Granting platform access

There's no public endpoint for it (intentionally — it's a privilege escalation point). Grant it from your own admin-only code:

import { Injectable } from '@nestjs/common';
import { InjectRepository } from '@nestjs/typeorm';
import { Repository } from 'typeorm';
import { NestAuthPlatformAccess, NestAuthRole } from '@ackplus/nest-auth';
 
@Injectable()
export class StaffService {
  constructor(
    @InjectRepository(NestAuthPlatformAccess)
    private readonly platformAccess: Repository<NestAuthPlatformAccess>,
    @InjectRepository(NestAuthRole)
    private readonly roles: Repository<NestAuthRole>,
  ) {}
 
  async grantStaff(userId: string, roleNames: string[]) {
    const roles = await this.roles.findBy({ name: In(roleNames) });
    await this.platformAccess.save({
      userId,
      roles,
      isActive: true,
    });
  }
}

Wrap that in a @NestAuthRoles('SUPER_ADMIN')-protected controller and you have a working "promote to staff" endpoint.

Common patterns

Multi-portal app (admin UI + tenant portal + mobile)
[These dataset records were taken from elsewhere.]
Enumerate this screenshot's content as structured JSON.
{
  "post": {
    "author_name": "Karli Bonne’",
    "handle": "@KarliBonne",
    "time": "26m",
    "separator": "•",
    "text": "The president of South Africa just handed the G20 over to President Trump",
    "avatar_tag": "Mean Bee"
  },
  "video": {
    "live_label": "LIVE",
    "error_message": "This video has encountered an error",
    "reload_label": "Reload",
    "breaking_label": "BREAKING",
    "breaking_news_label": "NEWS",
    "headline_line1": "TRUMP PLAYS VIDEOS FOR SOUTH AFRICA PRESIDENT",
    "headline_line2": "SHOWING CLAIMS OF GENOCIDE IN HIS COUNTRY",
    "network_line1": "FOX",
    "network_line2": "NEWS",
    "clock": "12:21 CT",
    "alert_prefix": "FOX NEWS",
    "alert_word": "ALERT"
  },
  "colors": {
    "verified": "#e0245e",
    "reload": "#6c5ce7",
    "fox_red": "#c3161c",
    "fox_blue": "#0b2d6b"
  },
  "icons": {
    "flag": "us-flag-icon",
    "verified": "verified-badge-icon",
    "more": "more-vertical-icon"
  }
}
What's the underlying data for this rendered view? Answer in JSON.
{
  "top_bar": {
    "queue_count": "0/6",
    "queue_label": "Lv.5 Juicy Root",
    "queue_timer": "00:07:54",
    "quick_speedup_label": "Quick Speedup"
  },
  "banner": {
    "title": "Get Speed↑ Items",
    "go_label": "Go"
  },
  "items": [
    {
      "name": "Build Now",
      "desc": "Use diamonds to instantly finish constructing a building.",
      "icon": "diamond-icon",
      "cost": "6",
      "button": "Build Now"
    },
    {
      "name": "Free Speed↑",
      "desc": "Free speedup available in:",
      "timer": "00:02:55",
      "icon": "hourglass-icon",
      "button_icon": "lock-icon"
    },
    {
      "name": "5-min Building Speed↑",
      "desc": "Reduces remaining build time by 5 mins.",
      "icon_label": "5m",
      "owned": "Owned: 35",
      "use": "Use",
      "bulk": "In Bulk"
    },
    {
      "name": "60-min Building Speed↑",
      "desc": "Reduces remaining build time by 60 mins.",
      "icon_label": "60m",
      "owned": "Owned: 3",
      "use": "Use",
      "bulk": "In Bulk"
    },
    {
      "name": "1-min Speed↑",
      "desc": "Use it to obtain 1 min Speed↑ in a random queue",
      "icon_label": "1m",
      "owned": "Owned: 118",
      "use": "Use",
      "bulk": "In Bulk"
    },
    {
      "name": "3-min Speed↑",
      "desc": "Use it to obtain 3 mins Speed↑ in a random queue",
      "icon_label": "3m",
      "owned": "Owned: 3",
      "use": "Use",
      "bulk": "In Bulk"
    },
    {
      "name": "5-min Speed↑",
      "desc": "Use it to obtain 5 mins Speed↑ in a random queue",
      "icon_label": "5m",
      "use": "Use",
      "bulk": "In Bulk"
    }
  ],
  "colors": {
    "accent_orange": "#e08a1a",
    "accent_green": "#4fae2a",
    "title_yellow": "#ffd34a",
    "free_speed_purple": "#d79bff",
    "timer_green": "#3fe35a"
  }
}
Use roleGuards: ['ADMIN', 'PORTAL', 'FRONTEND'] so the same role name (e.g. member) means different things on different portals. Then use platformAccess.validate(request) to ensure the staff cookie is only honoured on the admin portal's origin. See the multi-platform login recipe.

Impersonation

When a support agent needs to act as a tenant user, don't strip their platformAccess — instead, set an "acting as" tenant ID in the JWT via customizeTokenPayload, and have your code preference that tenant. The agent stays staff but the requests look as if they came from the impersonated tenant.

Auditing

Every operation done under platformAccess should hit your audit hook with the acting user's id, not the impersonated user's. The library passes the real authenticated user; you decide what to log.